Shouldn't it be static if it is creating an observable?
>> Jafar Husain: No, because Map creates an observable, it's not static, right? Filter creates an observable, it's not static. It's a good question. Why are some functions static and some functions not static? In general, the functions that are static are the ones that are creating an observable from nothing or at least, from a couple of parameters.

But once you already have an observable, and you are transforming that observable that's generally when you want to use an instance method. So you can go, my observable dot some operation, dot some operation, etc. So as we can see here in this static function timeout we didn't have an observable, all we had was a time at which we wanted to create an observable that would fire after that time.

And so that's why we have a static function. But in the case of Map what we're saying is I have an observable with some data inside, I want to transform all of the data in that observable into a new stream. And so Map takes Map as an instance method on an observable, that creates a new observable.

So that's why it's an instance method. Likewise with retry, I have some observable that's gonna give me a stream. But if that stream should error, I might wanna retry subscribing to that stream, and that's why retry is an instance method on observable. But it's a great question, so it's worth clarifying.

Every recursion has the recursive case, the case where we're repeating, and that's what we've handled right here.
>> Jafar Husain: And it has a base case, the case where we wanna stop. We always have to stop at some point, otherwise that's no fun, right? So what do we do here when we stop?

>> Speaker 1: Complete?
>> Jafar Husain: Are we going to complete? So the way retry works is if it gets an error, it tries to resubscribe, but after a while, if it keeps getting an error, then instead of completing it actually forwards the error along. So in this case, I would assume that I would do something else.

What would I do?
>> Speaker 1: Error.
>> Jafar Husain: Observer.error, absolutely. And, no, where's my error object? Did I lose it? What happened?
>> Speaker 1: It's inside of the subscribe, self.subscribe.
>> Jafar Husain: Right, it was all the way down here. We called processRequest but our little old error got lost, how are we going to keep track of it?

>> Speaker 5: We could put the logic check in the error.
>> Jafar Husain: Cool, I see where you're going here. We could do that. What is somebody puts in retry 0? Is that guy just a jerk? Should he not do that? Screw that guy, let's not worry about him, let's put it in here.

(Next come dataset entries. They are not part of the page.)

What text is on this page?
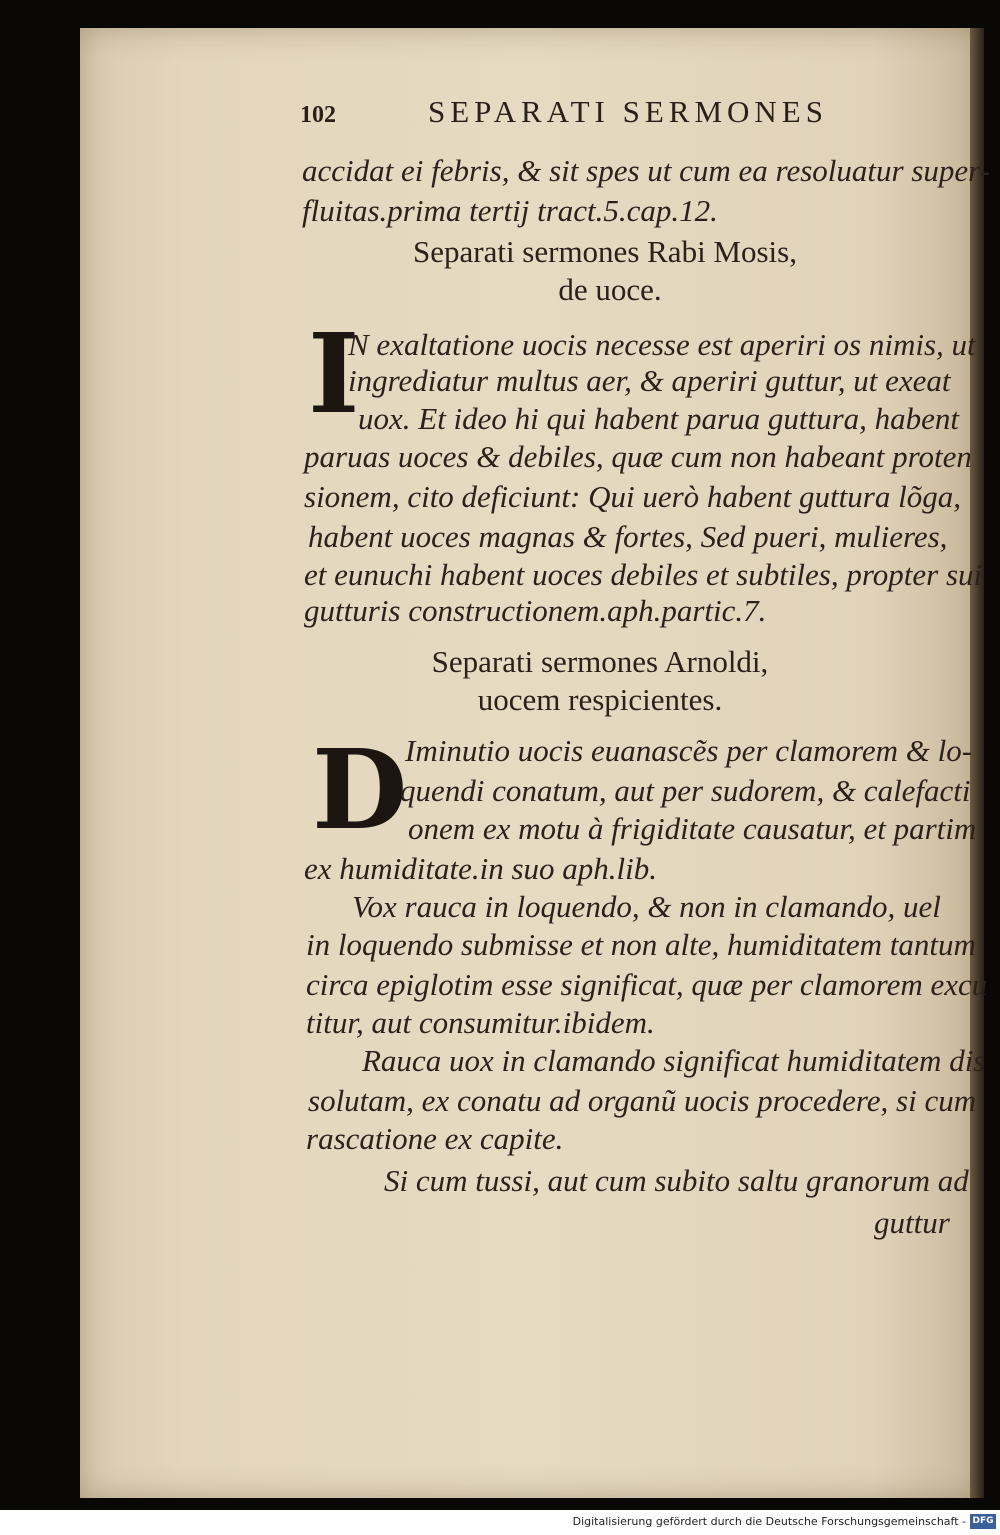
102	SEPARATI SERMONES
accidat ei febris, & sit spes ut cum ea resoluatur super-
fluitas.prima tertij tract.5.cap.12.
Separati sermones Rabi Mosis,
de uoce.
I
N exaltatione uocis necesse est aperiri os nimis, ut
ingrediatur multus aer, & aperiri guttur, ut exeat
uox. Et ideo hi qui habent parua guttura, habent
paruas uoces & debiles, quæ cum non habeant proten
sionem, cito deficiunt: Qui uerò habent guttura lõga,
habent uoces magnas & fortes, Sed pueri, mulieres,
et eunuchi habent uoces debiles et subtiles, propter sui
gutturis constructionem.aph.partic.7.
Separati sermones Arnoldi,
uocem respicientes.
D
Iminutio uocis euanascẽs per clamorem & lo-
quendi conatum, aut per sudorem, & calefacti
onem ex motu à frigiditate causatur, et partim
ex humiditate.in suo aph.lib.
Vox rauca in loquendo, & non in clamando, uel
in loquendo submisse et non alte, humiditatem tantum
circa epiglotim esse significat, quæ per clamorem excu
titur, aut consumitur.ibidem.
Rauca uox in clamando significat humiditatem dis
solutam, ex conatu ad organũ uocis procedere, si cum
rascatione ex capite.
Si cum tussi, aut cum subito saltu granorum ad
guttur
Digitalisierung gefördert durch die Deutsche Forschungsgemeinschaft - DFG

I think there might be a tidier way of doing this but for now let's put this in here. So, if (currentAttemptNumber === 0) then.
>> Jafar Husain: I like this better. I think you're right. It's nice
>> Jafar Husain: So here we will error.
>> Jafar Husain: Cool, does that make sense? Am I done?

>> Speaker 1: Did we return the subscription?
>> Jafar Husain: No, we did not.
>> Speaker 1: Or the other No, we didn't return that subscription.
>> Jafar Husain: So I guess I'll just return the subscription. Wait, where is my subscription?
>> Speaker 1: We can do the same thing like we did in concat and keep track of it.

>> Jafar Husain: Yeah, we could create a reference to whatever the current subscription is
>> Jafar Husain: And just keep, whenever we subscribe, again we could just reassign it. And then we can return a subscription object,
>> Jafar Husain: That just takes whatever the current subscription is
>> Jafar Husain: And then subscribes when it's called.

>> Jafar Husain: Probably have to null check that.
>> Jafar Husain: I might not have to, actually. I don't think I do.